As scientists learn more about how the Zika virus can cause brain damage in a developing fetus, a major question has remained: How does a virus that infects a pregnant mother through a mosquito bite on her skin get into her womb?
It is not a simple question. Most viruses that infect a pregnant woman cannot cross from her bloodstream through the placenta, the organ that forms to nourish and protect the fetus as it grows and develops.
But a new study comes the closest so far to explaining how Zika might cross the placenta. The study, published Monday in the journal Cell Host and Microbe, shows that Zika is able to infect several types of placenta cells, and suggests two ways the virus might get to the fetus.
In the lab, researchers tested Zika’s effect on cells from about 50 placentas at different stages of pregnancy. It found that the virus can enter the placenta in every trimester. The risk of the worst damage — babies born with unusually small heads, or microcephaly — appears to be highest in early pregnancy, but significant brain damage might still occur if the mother is infected in late pregnancy, the researchers found.
The study used two strains of the Zika virus — one from Africa and one from the current epidemic in Latin America — and found that the one from Latin America “was much more infectious,” said one of the study’s authors, Lenore Pereira, a virologist and tissue biologist at University of California, San Francisco.
Carolyn B. Coyne, a microbiologist at the University of Pittsburgh, who was not involved in the study, said it was important because it started “drawing a road map” for transmission. “I would say that this is the first study to identify a cell type that could be a primary target during transmission from mom to baby,” she said.
Dr. Coyne is co-author of a recent study showing that the main placental barrier cells, resist Zika by releasing an antiviral molecule. She said the new study appeared to have identified what “could be sort of the Achilles’ heel” in the placenta that allows the virus into the womb.
One possible entry point involves structures called chorionic villi, which anchor the placenta into the wall of the uterus during the first trimester. These anchor points could essentially create openings in the wall, and the researchers found that different types of cells in the villi were easily infected with Zika. This route could be available throughout pregnancy, Dr. Pereira said, but more infected cells appear to produce the virus during the first trimester.
The new research suggests that Zika could also get to the fetus via another route, beginning in the second trimester, crossing the membrane that forms the amniotic sac in which the fetus develops. Cells in that membrane were able to be infected with Zika too, the researchers found.
“The fact that the cells in the amniochorionic membranes, they were pounding out all this virus, we thought, wow, maybe that’s actually a second route,” said Eva Harris, an expert on infectious diseases and vaccines at University of California, Berkeley.

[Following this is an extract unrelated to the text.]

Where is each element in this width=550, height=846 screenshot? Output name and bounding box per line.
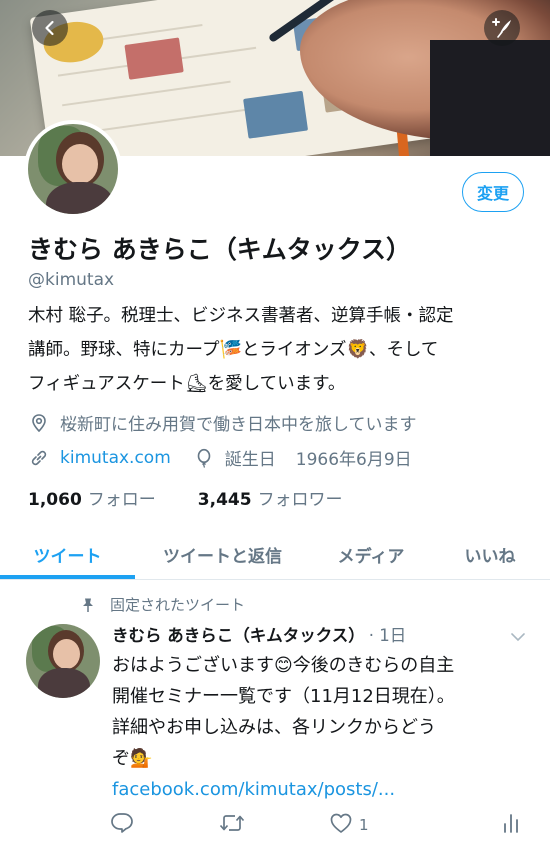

The researchers reported that the Zika virus binds consistently to a protein in different placental cells called TIM1. They also found that a drug, an antibiotic called Duramycin that is currently approved to treat animals but not people, appears to block Zika from attaching to the protein.
That does not mean that Duramycin could be used to treat Zika infection in pregnant women, experts cautioned. Wei Zheng, who runs a lab in the federal Therapeutics for Rare and Neglected Diseases program and is testing drugs as potential Zika treatments, said that Duramycin’s molecules were too large to reach the brain and possibly the fetus. He added that the drug, which is in early clinical trials for cystic fibrosis patients, would need considerably more testing to determine its safety for pregnant women.
Dr. Harris said the study’s authors did not mean to suggest that Duramycin could readily become a Zika treatment. The point, she said, was to show that their experiments provided a model that could be used to test potential drugs that block Zika from entering the womb.
That model might indeed be useful, said Hongjun Song, a neurologist at Johns Hopkins who worked with colleagues at other universities to discover how Zika damages fetal brains. “It provides a hypothesis that now can be directly tested” in animals, said Dr. Song in an email, a way to search for “different routes of viral entry to the fetal brain.”
Dr. Coyne said scientists would likely find other ways that Zika crosses the placenta, perhaps piggybacking on antibodies from a related virus like dengue, which many people in Latin America, especially in Brazil, have previously been infected with. One placental function is transferring helpful antibodies to the fetus, but if Zika attaches to those antibodies, that could be another path to the fetus. “The virus is clearly efficient in getting in,” she said, “so I think that it probably gets in through multiple routes.”